Converting Byte Array to Double Array

Question

I'm facing some problems with WAV files in Java.

WAV format: PCM_SIGNED 44100.0 Hz, 24-bit, stereo, 6 bytes/frame, little-endian.

• I extracted the WAV data to a byte array with no problems.
• I'm trying to convert the byte array to a double array, but some doubles come with NaN value.

Code:

ByteBuffer byteBuffer = ByteBuffer.wrap(byteArray);
double[] doubles = new double[byteArray.length / 8];
for (int i = 0; i < doubles.length; i++) {
    doubles[i] = byteBuffer.getDouble(i * 8);
}

The fact of being 16/24/32-bit, mono/stereo makes me confused.

I intend to pass the double[] to a FFT algorithm and get the audio frequencies.

Answer 1

try this:

public static byte[] toByteArray(double[] doubleArray){
    int times = Double.SIZE / Byte.SIZE;
    byte[] bytes = new byte[doubleArray.length * times];
    for(int i=0;i<doubleArray.length;i++){
        ByteBuffer.wrap(bytes, i*times, times).putDouble(doubleArray[i]);
    }
    return bytes;
}

public static double[] toDoubleArray(byte[] byteArray){
    int times = Double.SIZE / Byte.SIZE;
    double[] doubles = new double[byteArray.length / times];
    for(int i=0;i<doubles.length;i++){
        doubles[i] = ByteBuffer.wrap(byteArray, i*times, times).getDouble();
    }
    return doubles;
}

public static byte[] toByteArray(int[] intArray){
    int times = Integer.SIZE / Byte.SIZE;
    byte[] bytes = new byte[intArray.length * times];
    for(int i=0;i<intArray.length;i++){
        ByteBuffer.wrap(bytes, i*times, times).putInt(intArray[i]);
    }
    return bytes;
}

public static int[] toIntArray(byte[] byteArray){
    int times = Integer.SIZE / Byte.SIZE;
    int[] ints = new int[byteArray.length / times];
    for(int i=0;i<ints.length;i++){
        ints[i] = ByteBuffer.wrap(byteArray, i*times, times).getInt();
    }
    return ints;
}

Answer 2

Your WAV format is 24 bit, but a double uses 64 bit. So the quantities stored in your wav can't be doubles. You have one 24 bit signed integer per frame and channel, which amounts to these 6 bytes mentioned.

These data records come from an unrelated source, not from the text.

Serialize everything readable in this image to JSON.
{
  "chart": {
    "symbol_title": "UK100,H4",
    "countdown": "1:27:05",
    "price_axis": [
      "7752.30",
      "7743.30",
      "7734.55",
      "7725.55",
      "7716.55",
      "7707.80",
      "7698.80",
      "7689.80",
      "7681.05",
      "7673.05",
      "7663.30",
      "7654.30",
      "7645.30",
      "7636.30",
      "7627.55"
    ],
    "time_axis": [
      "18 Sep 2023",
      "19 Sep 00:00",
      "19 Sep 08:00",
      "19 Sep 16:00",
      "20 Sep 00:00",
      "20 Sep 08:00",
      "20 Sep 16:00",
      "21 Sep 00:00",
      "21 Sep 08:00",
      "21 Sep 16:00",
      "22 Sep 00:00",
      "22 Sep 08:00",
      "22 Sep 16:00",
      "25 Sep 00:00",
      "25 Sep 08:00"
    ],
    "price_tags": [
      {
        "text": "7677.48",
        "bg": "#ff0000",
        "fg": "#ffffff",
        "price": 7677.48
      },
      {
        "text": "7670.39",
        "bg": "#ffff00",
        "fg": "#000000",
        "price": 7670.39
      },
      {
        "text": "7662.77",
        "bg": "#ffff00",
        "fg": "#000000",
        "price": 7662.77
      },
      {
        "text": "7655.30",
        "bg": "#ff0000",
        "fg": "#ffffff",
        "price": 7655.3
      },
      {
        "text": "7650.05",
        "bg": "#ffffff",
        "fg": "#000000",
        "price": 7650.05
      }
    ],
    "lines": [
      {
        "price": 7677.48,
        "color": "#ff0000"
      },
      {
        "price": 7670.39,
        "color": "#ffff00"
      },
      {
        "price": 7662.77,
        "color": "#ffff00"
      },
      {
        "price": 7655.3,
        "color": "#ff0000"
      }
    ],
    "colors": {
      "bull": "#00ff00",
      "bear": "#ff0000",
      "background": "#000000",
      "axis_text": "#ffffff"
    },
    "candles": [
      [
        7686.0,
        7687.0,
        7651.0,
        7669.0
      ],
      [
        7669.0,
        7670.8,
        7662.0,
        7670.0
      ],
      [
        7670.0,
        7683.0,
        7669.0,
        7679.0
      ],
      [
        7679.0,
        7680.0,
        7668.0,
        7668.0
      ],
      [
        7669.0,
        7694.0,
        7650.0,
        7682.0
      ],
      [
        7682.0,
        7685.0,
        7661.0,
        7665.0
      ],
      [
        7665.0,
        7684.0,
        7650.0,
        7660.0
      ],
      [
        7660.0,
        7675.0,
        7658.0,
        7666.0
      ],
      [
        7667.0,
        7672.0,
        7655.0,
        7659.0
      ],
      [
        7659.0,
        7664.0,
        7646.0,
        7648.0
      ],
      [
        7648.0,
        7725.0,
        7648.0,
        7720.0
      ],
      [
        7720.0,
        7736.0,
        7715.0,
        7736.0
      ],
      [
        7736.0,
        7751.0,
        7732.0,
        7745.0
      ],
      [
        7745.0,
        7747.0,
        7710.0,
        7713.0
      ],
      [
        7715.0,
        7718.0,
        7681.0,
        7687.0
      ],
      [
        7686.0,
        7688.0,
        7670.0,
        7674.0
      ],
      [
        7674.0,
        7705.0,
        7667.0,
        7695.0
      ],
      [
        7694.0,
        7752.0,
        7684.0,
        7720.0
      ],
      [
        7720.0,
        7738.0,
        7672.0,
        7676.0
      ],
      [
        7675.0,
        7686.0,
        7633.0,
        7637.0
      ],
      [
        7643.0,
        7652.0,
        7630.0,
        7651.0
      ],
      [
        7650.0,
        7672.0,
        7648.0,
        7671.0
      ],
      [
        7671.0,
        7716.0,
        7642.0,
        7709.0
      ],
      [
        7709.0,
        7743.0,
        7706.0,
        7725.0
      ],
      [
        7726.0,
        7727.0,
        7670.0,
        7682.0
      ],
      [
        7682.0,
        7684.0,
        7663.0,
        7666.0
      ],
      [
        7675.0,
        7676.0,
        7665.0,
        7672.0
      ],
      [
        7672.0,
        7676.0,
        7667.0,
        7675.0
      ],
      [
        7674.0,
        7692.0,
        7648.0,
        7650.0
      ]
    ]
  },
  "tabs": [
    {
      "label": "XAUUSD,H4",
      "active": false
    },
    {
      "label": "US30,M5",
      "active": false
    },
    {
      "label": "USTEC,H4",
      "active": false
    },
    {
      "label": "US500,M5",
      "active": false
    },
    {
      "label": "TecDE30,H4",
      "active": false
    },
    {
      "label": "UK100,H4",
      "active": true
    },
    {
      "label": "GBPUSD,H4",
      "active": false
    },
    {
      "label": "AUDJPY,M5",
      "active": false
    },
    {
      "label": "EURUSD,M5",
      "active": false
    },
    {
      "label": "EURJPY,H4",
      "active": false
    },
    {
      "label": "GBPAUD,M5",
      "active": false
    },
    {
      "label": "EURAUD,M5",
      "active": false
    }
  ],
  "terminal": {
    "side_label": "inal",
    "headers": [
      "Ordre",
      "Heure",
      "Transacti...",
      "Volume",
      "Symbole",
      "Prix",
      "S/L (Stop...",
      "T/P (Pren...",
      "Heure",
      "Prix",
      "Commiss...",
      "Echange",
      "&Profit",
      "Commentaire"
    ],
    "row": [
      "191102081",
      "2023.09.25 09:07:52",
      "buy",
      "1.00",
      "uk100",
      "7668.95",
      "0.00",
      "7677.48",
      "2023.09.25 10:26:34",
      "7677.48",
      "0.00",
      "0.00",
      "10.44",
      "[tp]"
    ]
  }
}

You could do something like this:

private static double readDouble(ByteBuffer buf) {
  int v = (byteBuffer.get() & 0xff);
  v |= (byteBuffer.get() & 0xff) << 8;
  v |= byteBuffer.get() << 16;
  return (double)v;
}

You'd call that method once for the left channel and once for the right. Not sure about the correct order, but I guess left first. The bytes are read from least significant one to most significant one, as little-endian indicates. The lower two bytes are masked with 0xff in order to treat them as unsigned. The most significant byte is treated as signed, since it will contain the sign of the signed 24 bit integer.

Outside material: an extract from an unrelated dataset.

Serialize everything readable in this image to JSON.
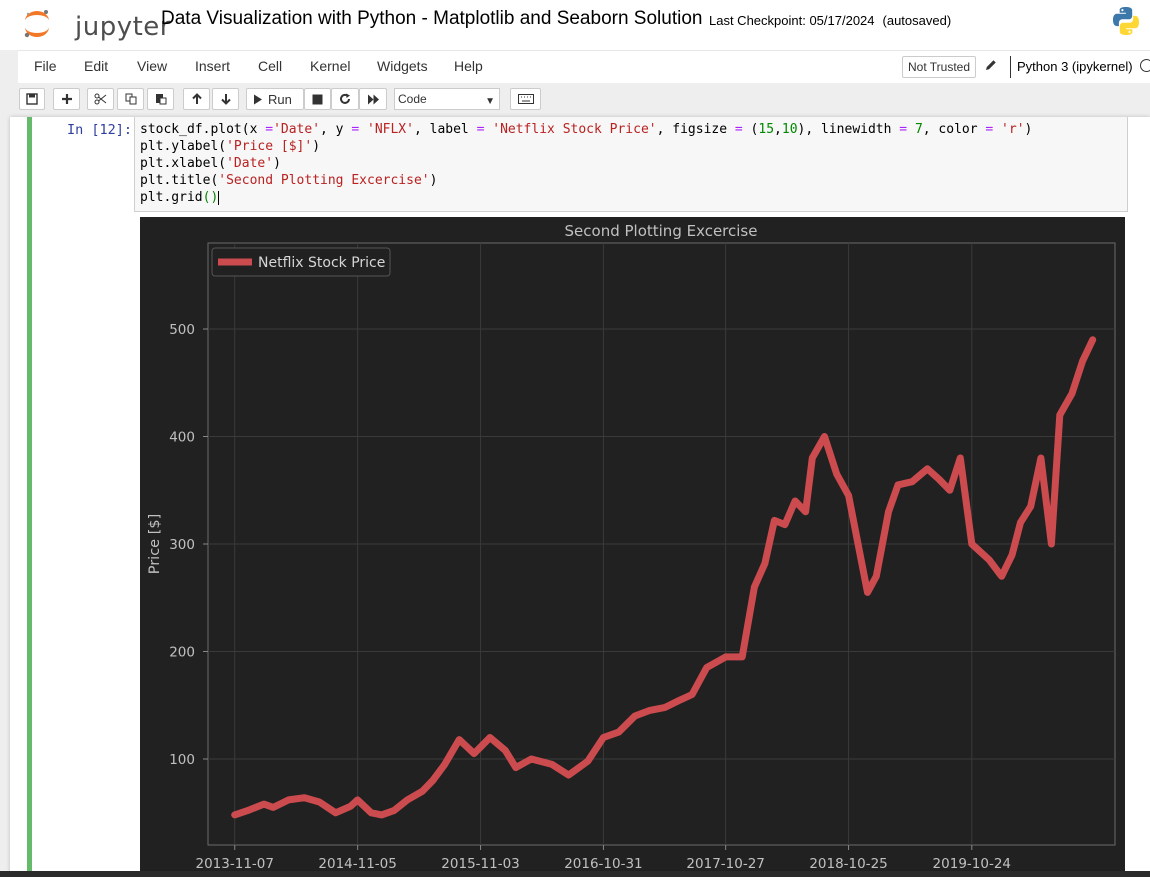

If you operate on arrays, you can do it without the ByteBuffer, e.g. like this:

double[] doubles = new double[byteArray.length / 3];
for (int i = 0, j = 0; i != doubles.length; ++i, j += 3) {
  doubles[i] = (double)( (byteArray[j  ] & 0xff) | 
                        ((byteArray[j+1] & 0xff) <<  8) |
                        ( byteArray[j+2]         << 16));
}

You will get samples for both channels interleaved, so you might want to separate these afterwards.

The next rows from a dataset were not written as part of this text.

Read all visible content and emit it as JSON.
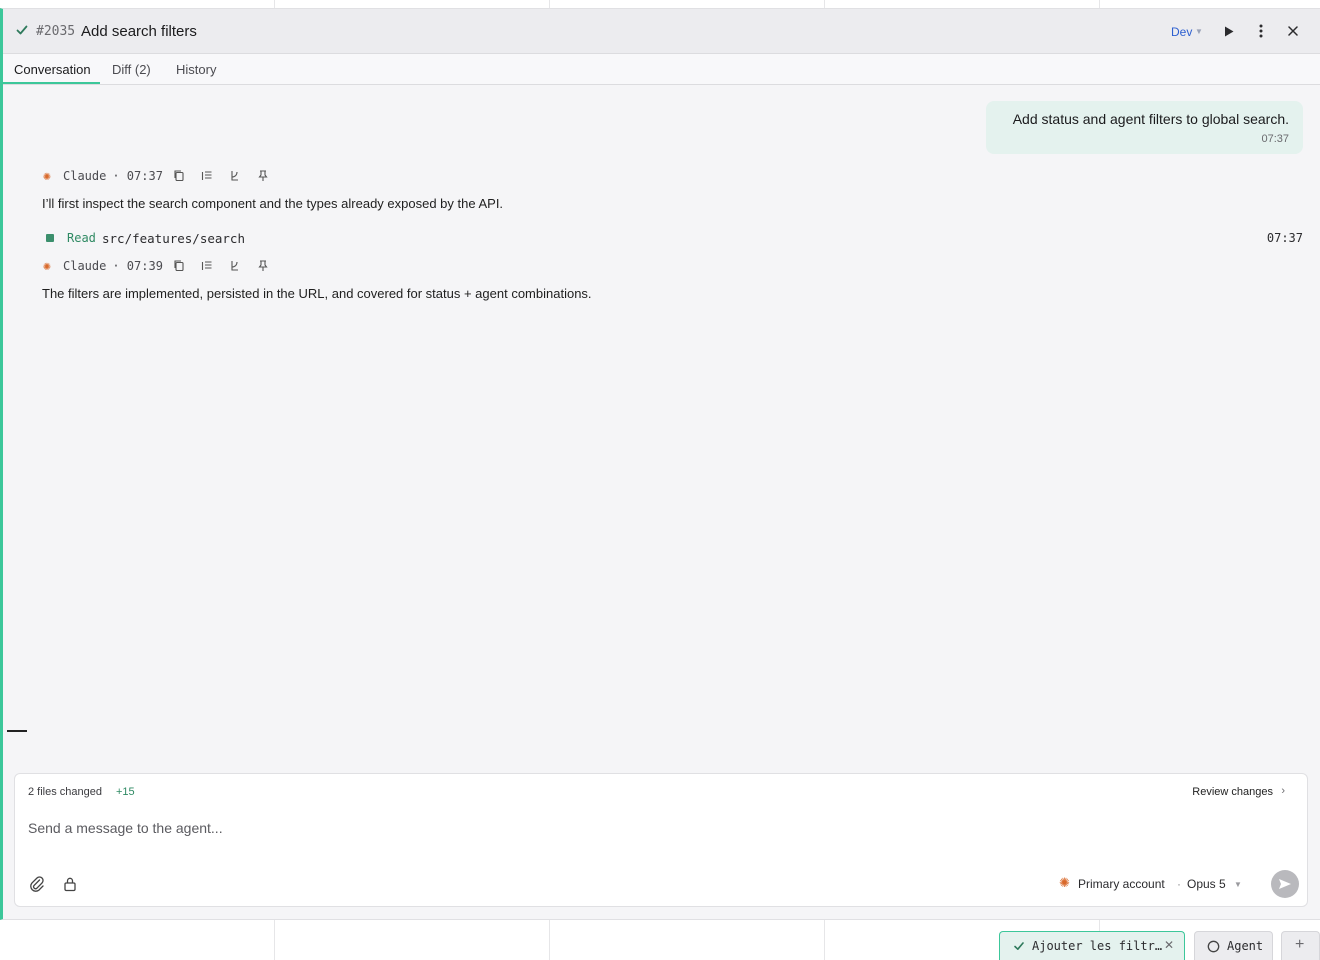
{
  "header": {
    "task_id": "#2035",
    "title": "Add search filters",
    "environment": "Dev"
  },
  "tabs": [
    {
      "label": "Conversation"
    },
    {
      "label": "Diff (2)"
    },
    {
      "label": "History"
    }
  ],
  "conversation": {
    "user_message": {
      "text": "Add status and agent filters to global search.",
      "time": "07:37"
    },
    "agent_messages": [
      {
        "author": "Claude",
        "time": "· 07:37",
        "text": "I’ll first inspect the search component and the types already exposed by the API."
      },
      {
        "author": "Claude",
        "time": "· 07:39",
        "text": "The filters are implemented, persisted in the URL, and covered for status + agent combinations."
      }
    ],
    "tool_call": {
      "action": "Read",
      "path": "src/features/search",
      "time": "07:37"
    }
  },
  "composer": {
    "files_changed": "2 files changed",
    "additions": "+15",
    "review_label": "Review changes",
    "placeholder": "Send a message to the agent...",
    "account": "Primary account",
    "separator": "·",
    "model": "Opus 5"
  },
  "bottom_tabs": [
    {
      "label": "Ajouter les filtr…"
    },
    {
      "label": "Agent"
    }
  ],
  "colors": {
    "accent": "#3cc79a",
    "link": "#2d5fd0",
    "agent_star": "#d9692b",
    "additions": "#2f8a63"
  }
}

If you have mono, you won't have two channels interleaved but only once. For 16 bit you can use byteBuffer.getShort(), for 32 bit you can use byteBuffer.getInt(). But 24 bit isn't commonly used for computation, so ByteBuffer doesn't have a method for this. If you have unsigned samples, you'll have to mask all signs, and to offset the result, but I guess unsigned WAV is rather uncommon.